File metadata and controls

23 lines (13 loc) · 3.63 KB

Project Plan

Title: Analyzing Blame Shifting on AITA

Summary

Am I the Asshole (AITA) is a subreddit where users describe a life situation and other users decide on whether or not they were the problem in the situation. The community has a standard structure in which writers convey information such as their age and gender, the age and gender of other parties in the story, and the chronology of the story itself. The community then decides if You're the Asshole (YTA), you're Not the Asshole (NTA), there's No Asshole in this story (NAH), or Everyone Sucks Here in this story (ESH).
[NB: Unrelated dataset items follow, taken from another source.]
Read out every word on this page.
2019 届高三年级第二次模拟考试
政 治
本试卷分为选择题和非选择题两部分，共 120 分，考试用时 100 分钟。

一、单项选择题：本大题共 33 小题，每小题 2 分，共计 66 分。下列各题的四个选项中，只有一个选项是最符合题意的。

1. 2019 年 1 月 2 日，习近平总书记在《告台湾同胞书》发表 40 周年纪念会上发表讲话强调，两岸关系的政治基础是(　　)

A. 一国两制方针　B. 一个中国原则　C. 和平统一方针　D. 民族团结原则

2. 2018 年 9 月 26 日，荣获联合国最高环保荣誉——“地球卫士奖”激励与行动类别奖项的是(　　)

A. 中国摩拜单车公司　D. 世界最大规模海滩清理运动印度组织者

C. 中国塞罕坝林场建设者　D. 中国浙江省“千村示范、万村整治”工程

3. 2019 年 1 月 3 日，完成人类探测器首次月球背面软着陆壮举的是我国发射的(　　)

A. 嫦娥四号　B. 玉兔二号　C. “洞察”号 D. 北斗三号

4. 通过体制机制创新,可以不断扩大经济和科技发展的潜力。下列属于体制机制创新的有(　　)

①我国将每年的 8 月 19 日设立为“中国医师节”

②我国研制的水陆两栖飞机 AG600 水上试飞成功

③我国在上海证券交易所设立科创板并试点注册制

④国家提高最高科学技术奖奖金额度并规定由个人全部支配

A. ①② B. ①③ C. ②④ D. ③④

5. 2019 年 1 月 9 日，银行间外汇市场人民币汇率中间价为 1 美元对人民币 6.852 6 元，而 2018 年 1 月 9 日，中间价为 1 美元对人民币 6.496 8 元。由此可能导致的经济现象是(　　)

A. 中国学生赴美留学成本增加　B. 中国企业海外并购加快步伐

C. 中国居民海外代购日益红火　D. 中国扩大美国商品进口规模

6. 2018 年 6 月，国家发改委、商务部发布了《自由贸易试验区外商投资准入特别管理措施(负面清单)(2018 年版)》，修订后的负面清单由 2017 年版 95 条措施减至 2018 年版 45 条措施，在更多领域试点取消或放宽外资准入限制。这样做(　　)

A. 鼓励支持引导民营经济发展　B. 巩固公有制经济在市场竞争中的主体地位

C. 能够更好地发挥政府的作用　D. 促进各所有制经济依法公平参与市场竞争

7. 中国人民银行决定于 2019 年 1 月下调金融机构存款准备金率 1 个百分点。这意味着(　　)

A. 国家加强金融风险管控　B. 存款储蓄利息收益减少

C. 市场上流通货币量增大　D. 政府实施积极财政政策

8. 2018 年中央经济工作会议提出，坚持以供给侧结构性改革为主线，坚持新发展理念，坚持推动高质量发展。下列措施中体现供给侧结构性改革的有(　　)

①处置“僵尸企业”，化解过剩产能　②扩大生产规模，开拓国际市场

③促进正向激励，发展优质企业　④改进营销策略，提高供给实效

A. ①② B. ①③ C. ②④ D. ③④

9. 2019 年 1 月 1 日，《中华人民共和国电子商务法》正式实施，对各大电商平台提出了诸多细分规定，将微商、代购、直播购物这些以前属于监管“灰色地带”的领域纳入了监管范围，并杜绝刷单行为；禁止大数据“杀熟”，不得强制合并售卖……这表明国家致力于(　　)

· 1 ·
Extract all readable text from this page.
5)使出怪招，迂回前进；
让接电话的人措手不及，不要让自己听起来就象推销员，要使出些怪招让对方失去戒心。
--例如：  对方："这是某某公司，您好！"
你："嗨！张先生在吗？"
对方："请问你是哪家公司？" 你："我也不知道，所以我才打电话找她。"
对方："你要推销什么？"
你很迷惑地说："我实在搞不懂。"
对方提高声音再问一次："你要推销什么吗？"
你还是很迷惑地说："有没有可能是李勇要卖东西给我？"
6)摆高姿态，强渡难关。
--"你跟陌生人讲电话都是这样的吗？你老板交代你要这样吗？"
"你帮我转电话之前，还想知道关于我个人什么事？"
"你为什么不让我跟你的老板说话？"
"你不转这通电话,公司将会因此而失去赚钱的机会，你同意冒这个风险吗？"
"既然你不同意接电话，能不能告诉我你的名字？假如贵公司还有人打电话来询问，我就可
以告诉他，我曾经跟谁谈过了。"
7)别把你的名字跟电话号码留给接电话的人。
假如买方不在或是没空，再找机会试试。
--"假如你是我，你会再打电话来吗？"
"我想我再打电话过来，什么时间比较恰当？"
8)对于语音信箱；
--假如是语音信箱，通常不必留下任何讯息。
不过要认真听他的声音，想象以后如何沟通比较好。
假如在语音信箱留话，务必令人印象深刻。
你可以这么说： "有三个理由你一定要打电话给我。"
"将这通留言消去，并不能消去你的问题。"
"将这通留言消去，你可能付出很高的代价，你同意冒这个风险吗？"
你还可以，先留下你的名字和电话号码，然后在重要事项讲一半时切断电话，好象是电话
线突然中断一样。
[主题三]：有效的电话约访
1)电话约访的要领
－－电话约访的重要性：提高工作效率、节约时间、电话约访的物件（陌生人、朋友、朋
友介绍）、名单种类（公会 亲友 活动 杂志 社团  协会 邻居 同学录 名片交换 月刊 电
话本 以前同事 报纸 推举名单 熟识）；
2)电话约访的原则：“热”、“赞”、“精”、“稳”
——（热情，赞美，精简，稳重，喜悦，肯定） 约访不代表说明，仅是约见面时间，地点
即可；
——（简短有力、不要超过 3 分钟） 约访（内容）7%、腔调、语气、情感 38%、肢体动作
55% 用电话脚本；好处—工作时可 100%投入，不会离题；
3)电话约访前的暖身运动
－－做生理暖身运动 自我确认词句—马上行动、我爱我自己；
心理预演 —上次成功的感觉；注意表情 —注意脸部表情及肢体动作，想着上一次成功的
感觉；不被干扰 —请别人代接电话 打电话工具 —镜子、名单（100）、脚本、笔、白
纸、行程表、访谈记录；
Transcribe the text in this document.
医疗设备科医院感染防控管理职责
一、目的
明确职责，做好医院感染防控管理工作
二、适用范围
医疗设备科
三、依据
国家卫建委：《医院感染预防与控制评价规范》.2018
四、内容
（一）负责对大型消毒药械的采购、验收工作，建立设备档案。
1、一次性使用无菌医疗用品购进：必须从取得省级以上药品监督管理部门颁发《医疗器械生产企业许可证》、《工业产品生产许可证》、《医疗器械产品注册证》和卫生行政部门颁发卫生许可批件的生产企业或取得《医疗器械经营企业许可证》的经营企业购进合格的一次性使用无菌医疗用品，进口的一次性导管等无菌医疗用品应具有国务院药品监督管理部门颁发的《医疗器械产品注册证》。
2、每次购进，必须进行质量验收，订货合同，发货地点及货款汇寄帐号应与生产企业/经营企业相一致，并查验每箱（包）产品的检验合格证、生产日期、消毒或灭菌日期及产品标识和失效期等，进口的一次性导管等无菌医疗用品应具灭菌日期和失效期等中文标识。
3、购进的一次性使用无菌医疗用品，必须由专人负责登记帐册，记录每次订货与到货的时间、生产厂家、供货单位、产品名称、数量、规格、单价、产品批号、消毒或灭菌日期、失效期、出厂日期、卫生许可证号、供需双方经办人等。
This project intends to analyze posts on AITA to consider the methods used to persuade readers to your perspective on a story or move blame toward someone else by creating a corpus from this subreddit. In theory, I believe that people are mostly capable of seeing through blame-shifting tactics and therefore the most egregious stories will still be labelled as "YTA" despite strong efforts to convince otherwise. As part of the analysis, I also intend to attempt to create a model that tries to tag inputted posts based on how the community has categorized posts in the corpus.

Data

The data would wild data be pulled from this subreddit. The data would likely be stored in a CSV containing information such as the link to the original post, the username, the age and gender of the user, the post itself, and whether the user was flagged as "the Asshole" or "not the Asshole". Pulling the data itself might be simple, but would likely require me to do some manual cleaning and pruning of more difficult posts. Although no public corpus exists for this subreddit, I have found a paper exploring similar goals to my project which may be valuable in learning how to achieve my goal.

Analysis

There are a few goals to this project thus far. Firstly, I want to establish what the typical demographic of this subreddit is through who posts submissions to the subreddit. This will give an idea of what communities' speech behaviors I am analyzing in this project, and will also reflect on potential moral trends within the demographic who votes on the posts. In the same vein, I want to consider the age/gender of other participants in the stories and consider whether there are any trends in sympathy from the community based on that information.

Secondly, after sorting the corpus based on the decisions of the AITA community, I want to look for trends in writing within each category. This will likely culminate through comparing word frequencies from each category. My goal here is to consider how people argue for themselves or shift blame away from themselves despite potential wrongdoing. Other posisble metrics for this is the frequency of passive voice or frequency of each person of pronoun as the subject of a sentence.

Thirdly, I would like to use machine learning to attempt to categorize potential posts by how the AITA community has previously voted. I believe that, in practice, the contexts of these posts are so varied that it will be difficult to draw any firm conclusions, but I would still like to attempt to discover any trends and behaviors that people utilize regardless of universality.

Presentation

I would like to learn more about how to visualize data and find ways to clearly express potential correlations between age/gender and likelihood to be deemed at fault. Also, in practice, I recognize that the name of the central community of this project is dubious to consistently say within a classroom setting and likely need to find more gracious ways to allude to it.